DACA is structured as a program by which the Department of Homeland Security applies prosecutorial discretion to undocumented immigrants. This discretion is an essential part of how the Department operates—it is how immigration authorities decide who to pursue for deportation. In other words, DACA is a promise that the government will let Dreamers remain in the country so long as they stay on the right side of the law and reapply for protection every two years. By ending the program, Trump will go back on the government’s promise and violate the trust that Dreamers placed in our government. Unprotected by DACA, Dreamers could now be at even greater risk of deportation because the government has their personal information. While the Department of Homeland Security is currently not sharing information with ICE, given Trump’s volatility on these issues, there is no assurance that this is a long-term policy.
In the years following President Obama’s creation of the program, critics complained that his executive action skirted the rule of law and overreached his authority. While we applaud Obama’s decision, it is clear that executive action cannot be a permanent solution. The safety and stability of these Dreamers should not be based on the whim of whoever sits in office, subject to change every four or eight years. That Obama’s decision can now so easily be overridden by his successor shows how urgently this country needs comprehensive immigration reform.
To make permanent the protections DACA gave Dreamers, Congress must pass the DREAM Act, which has floated around the House and Senate for some 16 years. As an actual law, not simple executive action, it would be less vulnerable to the impulses of any temperamental president.

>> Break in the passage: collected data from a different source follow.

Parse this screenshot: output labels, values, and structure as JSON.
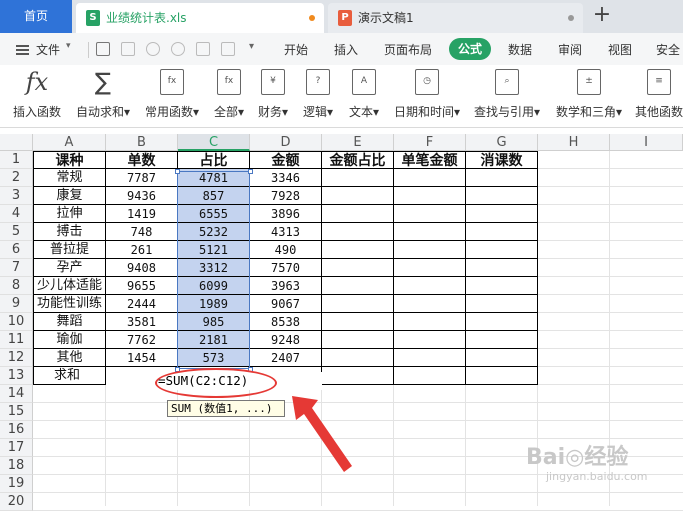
{
  "tabs": {
    "home": "首页",
    "file": {
      "label": "业绩统计表.xls",
      "icon": "spreadsheet-icon",
      "badge": "S"
    },
    "ppt": {
      "label": "演示文稿1",
      "icon": "presentation-icon",
      "badge": "P"
    },
    "new_tab": "+"
  },
  "menu": {
    "file_label": "文件",
    "tabs": [
      "开始",
      "插入",
      "页面布局",
      "公式",
      "数据",
      "审阅",
      "视图",
      "安全"
    ],
    "active_tab": "公式"
  },
  "ribbon": [
    {
      "label": "插入函数",
      "icon": "fx-icon"
    },
    {
      "label": "自动求和▾",
      "icon": "sigma-icon"
    },
    {
      "label": "常用函数▾",
      "icon": "function-star-icon"
    },
    {
      "label": "全部▾",
      "icon": "function-all-icon"
    },
    {
      "label": "财务▾",
      "icon": "finance-icon"
    },
    {
      "label": "逻辑▾",
      "icon": "logic-icon"
    },
    {
      "label": "文本▾",
      "icon": "text-function-icon"
    },
    {
      "label": "日期和时间▾",
      "icon": "clock-icon"
    },
    {
      "label": "查找与引用▾",
      "icon": "lookup-icon"
    },
    {
      "label": "数学和三角▾",
      "icon": "math-icon"
    },
    {
      "label": "其他函数",
      "icon": "more-functions-icon"
    }
  ],
  "columns": [
    "A",
    "B",
    "C",
    "D",
    "E",
    "F",
    "G",
    "H",
    "I"
  ],
  "rows": [
    "1",
    "2",
    "3",
    "4",
    "5",
    "6",
    "7",
    "8",
    "9",
    "10",
    "11",
    "12",
    "13",
    "14",
    "15",
    "16",
    "17",
    "18",
    "19",
    "20"
  ],
  "table": {
    "headers": [
      "课种",
      "单数",
      "占比",
      "金额",
      "金额占比",
      "单笔金额",
      "消课数"
    ],
    "data": [
      [
        "常规",
        "7787",
        "4781",
        "3346"
      ],
      [
        "康复",
        "9436",
        "857",
        "7928"
      ],
      [
        "拉伸",
        "1419",
        "6555",
        "3896"
      ],
      [
        "搏击",
        "748",
        "5232",
        "4313"
      ],
      [
        "普拉提",
        "261",
        "5121",
        "490"
      ],
      [
        "孕产",
        "9408",
        "3312",
        "7570"
      ],
      [
        "少儿体适能",
        "9655",
        "6099",
        "3963"
      ],
      [
        "功能性训练",
        "2444",
        "1989",
        "9067"
      ],
      [
        "舞蹈",
        "3581",
        "985",
        "8538"
      ],
      [
        "瑜伽",
        "7762",
        "2181",
        "9248"
      ],
      [
        "其他",
        "1454",
        "573",
        "2407"
      ]
    ],
    "sum_label": "求和",
    "formula": "=SUM(C2:C12)",
    "tooltip": "SUM (数值1, ...)"
  },
  "watermark": {
    "main": "Bai◎经验",
    "sub": "jingyan.baidu.com"
  },
  "colors": {
    "accent_green": "#27a265",
    "selection_fill": "#c4d3ef",
    "highlight_red": "#e53935",
    "home_tab": "#2f73d8"
  }
}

In the meantime, organizations across the country can and must take action to support Dreamers and their families. Here at Georgetown, the university’s administration has made clear its support of our undocumented peers. Georgetown now has an associate director for undocumented services who is responsible for helping undocumented students, including Dreamers, with the challenges unique to their status. On Sept. 5, the date of President Trump’s announcement, university President DeGioia reiterated his administration’s pledge to undocumented students by announcing a partnership with Catholic Charities Immigration Legal Services, which will provide free legal counsel to undocumented students. Additionally, the university maintains a webpage dedicated to outlining resources available to undocumented students.
We commend President DeGioia’s statement, and all that the university is doing to support Undocumented Hoyas here on campus. However, such decisions should not fall on a university president, and we call on Congress to enact legislation that sets in stone our dedication to Dreamers. Anything less leaves 800,000 people’s lives hanging in the balance and abdicates our responsibility to protect people who call this country home. Anything less is just cruel.